Bei diesen Konsultationstreffen entwickelten die Kinder selbst zahlreiche Forderungen. Sie drängen auf die Einhaltung von Umweltverträgen und plädieren beispielsweise für die Abschaffung von Einwegplastik. Erneuerbare Energien und der öffentliche Nahverkehr sollen stärker gefördert werden. Ein weiteres Thema war der mediale Zugang von Kindern zu Informationen über Umweltgefahren und Lösungsansätze. Um diese Forderung umzusetzen, wurde von der Internationa- len Kinderrechtsinitiative die Internetseite www. childrenvironment.org ins Netz gestellt. Neben Umweltthemen enthält die Seite einen Blog, in dem Kinder und Jugendliche sowie Expertinnen und Experten und Umweltinitiativen gemeinsam über ökologische Themen und die Bedeutung der Kinderreche diskutieren können. In der Plattform enthalten ist ferner eine Umfrageseite (#MyPlanetMyRights) zu verschiedenen Umweltthemen. Hier können sich Jungen und Mädchen zu Wort melden, die bisher noch nicht an den Konsultationstreffen teilnahmen. Bisher haben bereits Jugendliche aus 60 Ländern an der Befragung teilgenommen.
Eine weitere Forderung der Jugendlichen bei den Konsultationstreffen war die nach einem Dialog zwischen den Generationen sowie zwischen den Verursachern von Umweltzerstörungen und deren Betroffenen. Kinder, so die Schlussfolgerung, sollen bei zukunftsrelevanten Umweltentscheidungen aktiv beteiligt werden. Die Konsultationsteilnehmerinnen und -teilnehmer brachten auch die Idee eines gemeinsamen internationalen Jugendaktionstags und einen verstärkten grenzüberschreitenden Schüleraustausch in die Diskussion ein und kritisierten den mangelnden Respekt und die Diskriminierung von Kindern und Jugendlichen, die sich für Umweltthemen engagieren.

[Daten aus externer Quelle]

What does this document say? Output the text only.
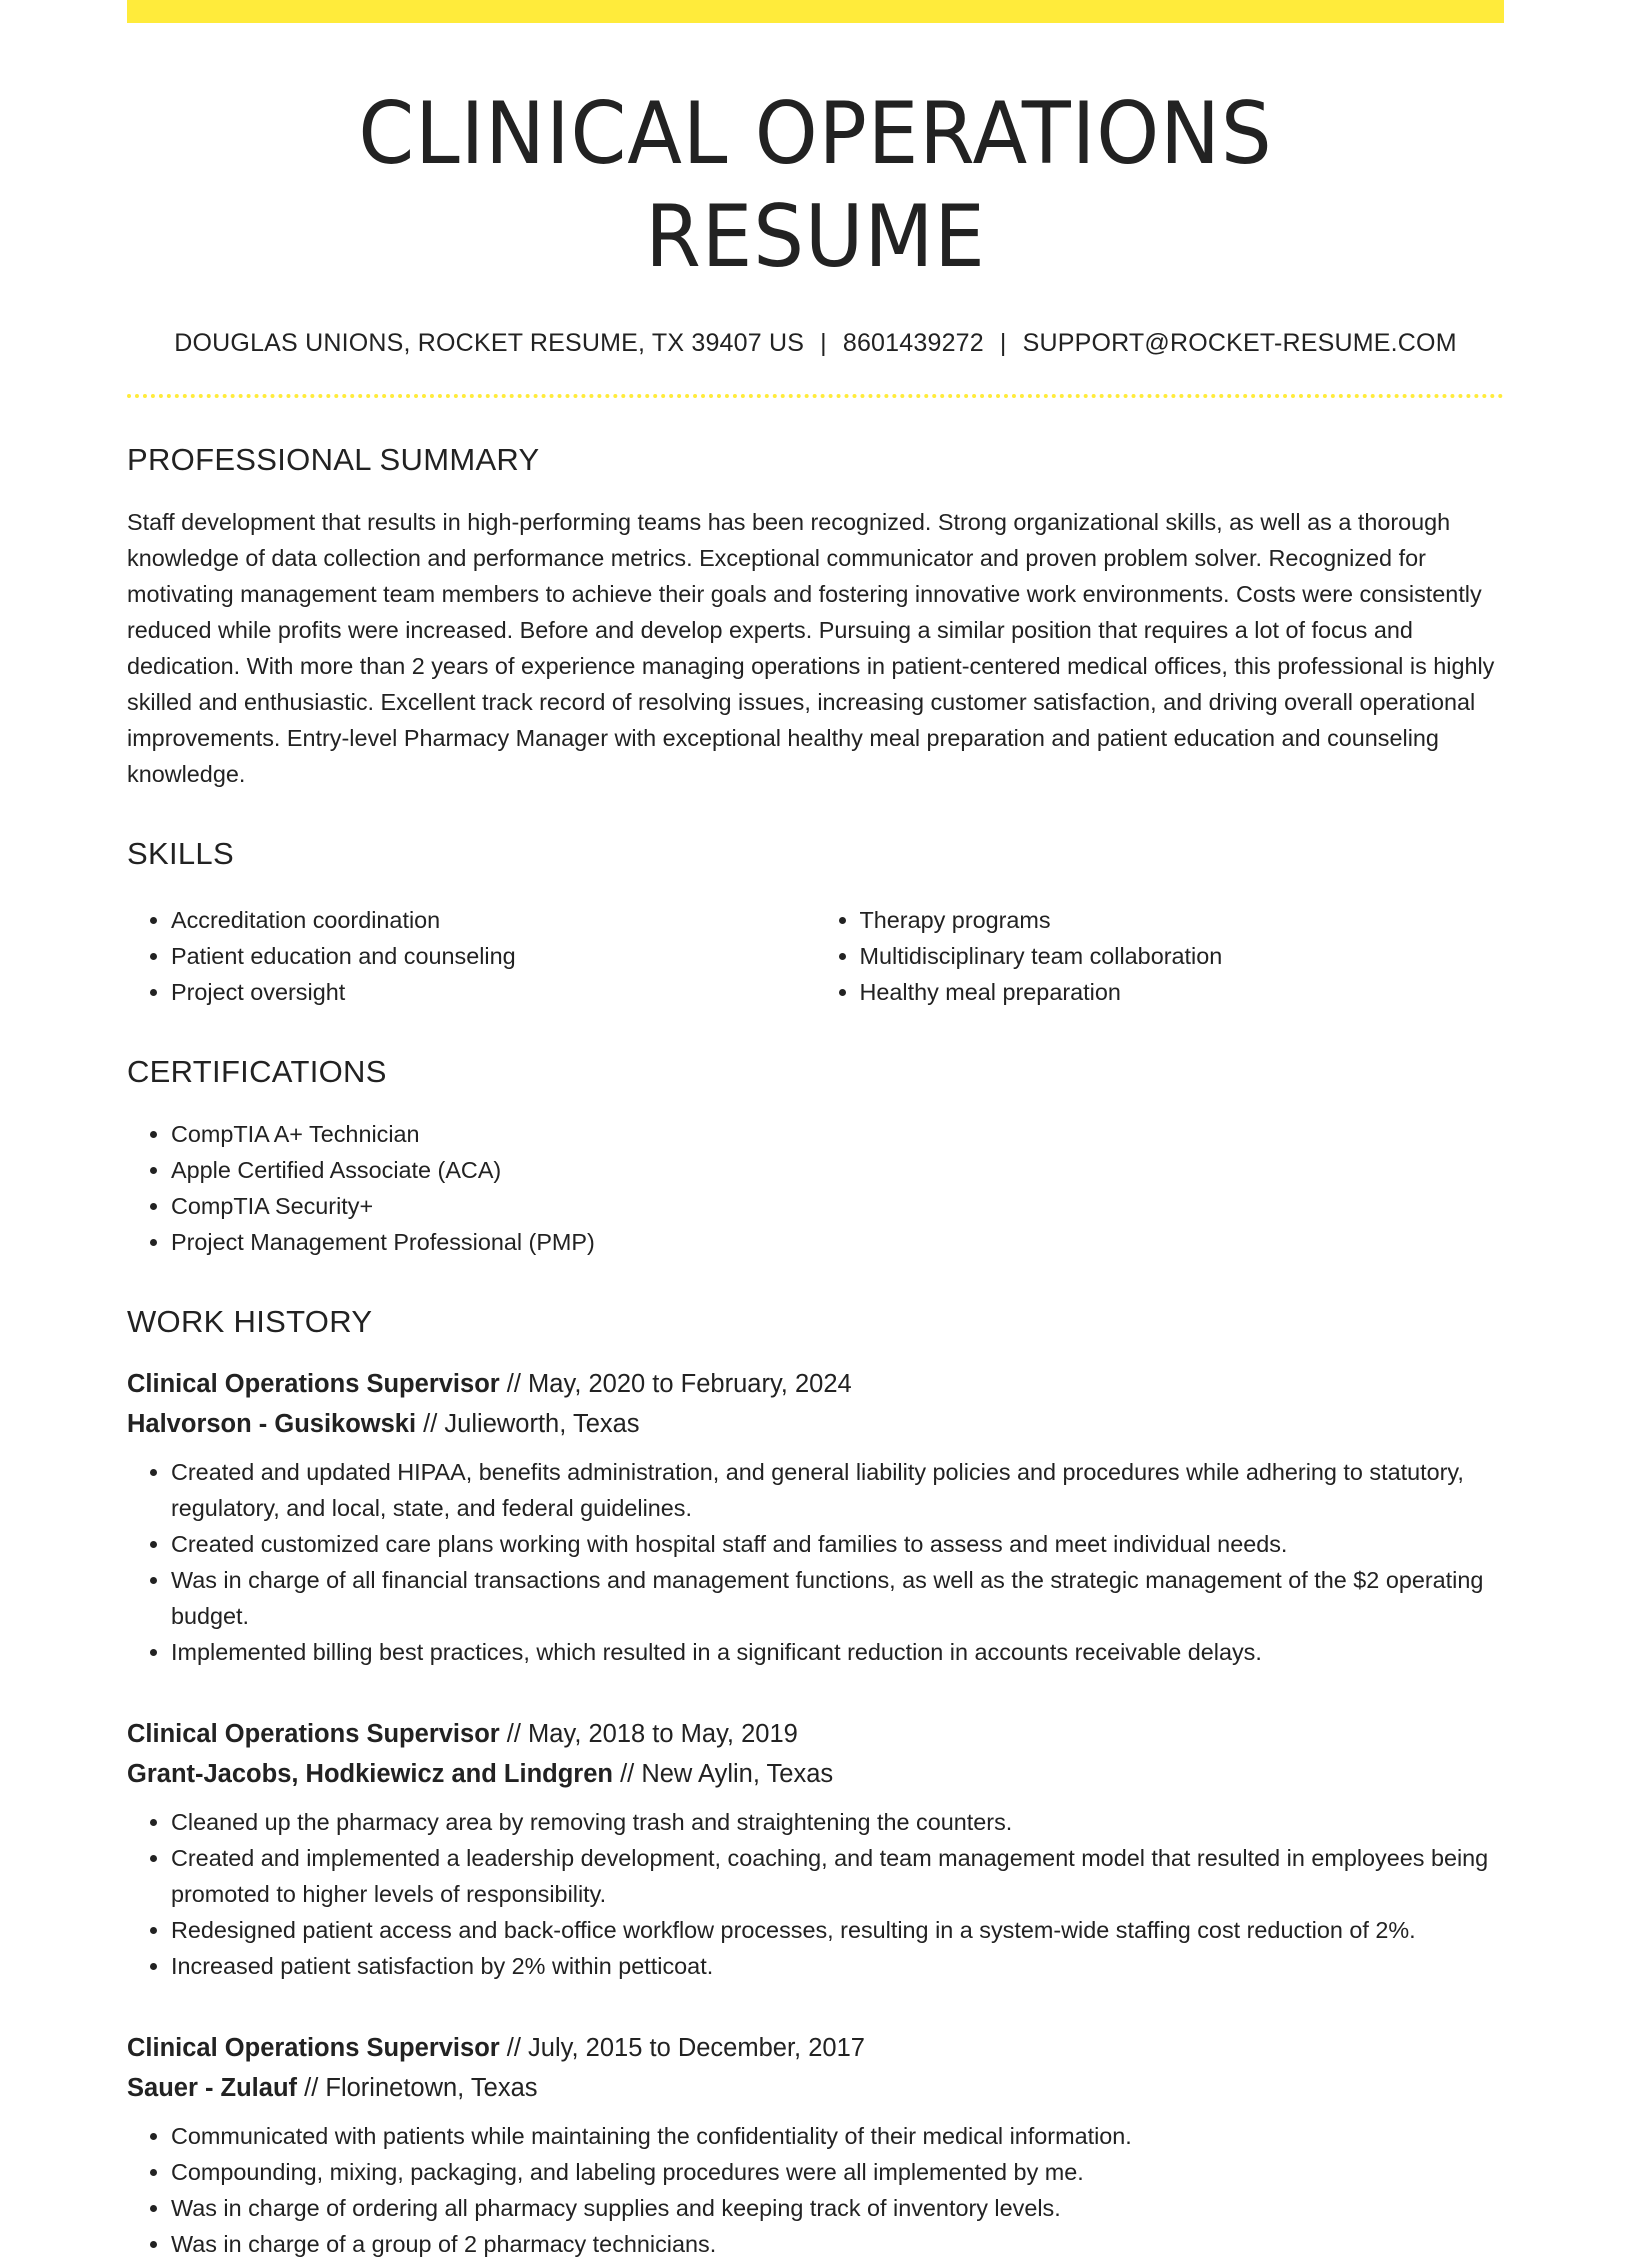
CLINICAL OPERATIONS RESUME
DOUGLAS UNIONS, ROCKET RESUME, TX 39407 US | 8601439272 | SUPPORT@ROCKET-RESUME.COM
PROFESSIONAL SUMMARY

Staff development that results in high-performing teams has been recognized. Strong organizational skills, as well as a thorough knowledge of data collection and performance metrics. Exceptional communicator and proven problem solver. Recognized for motivating management team members to achieve their goals and fostering innovative work environments. Costs were consistently reduced while profits were increased. Before and develop experts. Pursuing a similar position that requires a lot of focus and dedication. With more than 2 years of experience managing operations in patient-centered medical offices, this professional is highly skilled and enthusiastic. Excellent track record of resolving issues, increasing customer satisfaction, and driving overall operational improvements. Entry-level Pharmacy Manager with exceptional healthy meal preparation and patient education and counseling knowledge.

SKILLS
• Accreditation coordination
• Patient education and counseling
• Project oversight
• Therapy programs
• Multidisciplinary team collaboration
• Healthy meal preparation
CERTIFICATIONS
• CompTIA A+ Technician
• Apple Certified Associate (ACA)
• CompTIA Security+
• Project Management Professional (PMP)
WORK HISTORY
Clinical Operations Supervisor // May, 2020 to February, 2024
Halvorson - Gusikowski // Julieworth, Texas
• Created and updated HIPAA, benefits administration, and general liability policies and procedures while adhering to statutory, regulatory, and local, state, and federal guidelines.
• Created customized care plans working with hospital staff and families to assess and meet individual needs.
• Was in charge of all financial transactions and management functions, as well as the strategic management of the $2 operating budget.
• Implemented billing best practices, which resulted in a significant reduction in accounts receivable delays.
Clinical Operations Supervisor // May, 2018 to May, 2019
Grant-Jacobs, Hodkiewicz and Lindgren // New Aylin, Texas
• Cleaned up the pharmacy area by removing trash and straightening the counters.
• Created and implemented a leadership development, coaching, and team management model that resulted in employees being promoted to higher levels of responsibility.
• Redesigned patient access and back-office workflow processes, resulting in a system-wide staffing cost reduction of 2%.
• Increased patient satisfaction by 2% within petticoat.
Clinical Operations Supervisor // July, 2015 to December, 2017
Sauer - Zulauf // Florinetown, Texas
• Communicated with patients while maintaining the confidentiality of their medical information.
• Compounding, mixing, packaging, and labeling procedures were all implemented by me.
• Was in charge of ordering all pharmacy supplies and keeping track of inventory levels.
• Was in charge of a group of 2 pharmacy technicians.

Die Staaten Lateinamerikas und der Karibik haben kürzlich einen Vertrag zur Sicherung der Umweltrechte ihrer Bürgerinnen und Bürger geschlossen. Die Vereinten Nationen wollen nun eine kinderfreundliche Fassung dieses Abkommens erarbeiten. Auch dies ist ein Ergebnis der von terre des hommes mitinitiierten Konsultationen. In seinem im Oktober vorgelegten Bericht an die UN-Generalversammlung zum Thema Klimawandel und Menschenrechte nahm der Sonderberichterstatter für Umweltrechte, David Boyd, ausdrücklich Bezug auf die Konsultationstreffen. Nun sollen die Forderungen der Kinder und Jugendlichen in die Erarbeitung einer Charta für das Kinderrecht auf eine gesunde Umwelt einfließen, die baldmöglichst von allen UN-Mitgliedsstaaten unterzeichnet werden soll. Bis es soweit ist, wird das Kinderrecht auf eine gesunde Umwelt auf der politischen Agenda von terre des hommes ganz oben stehen.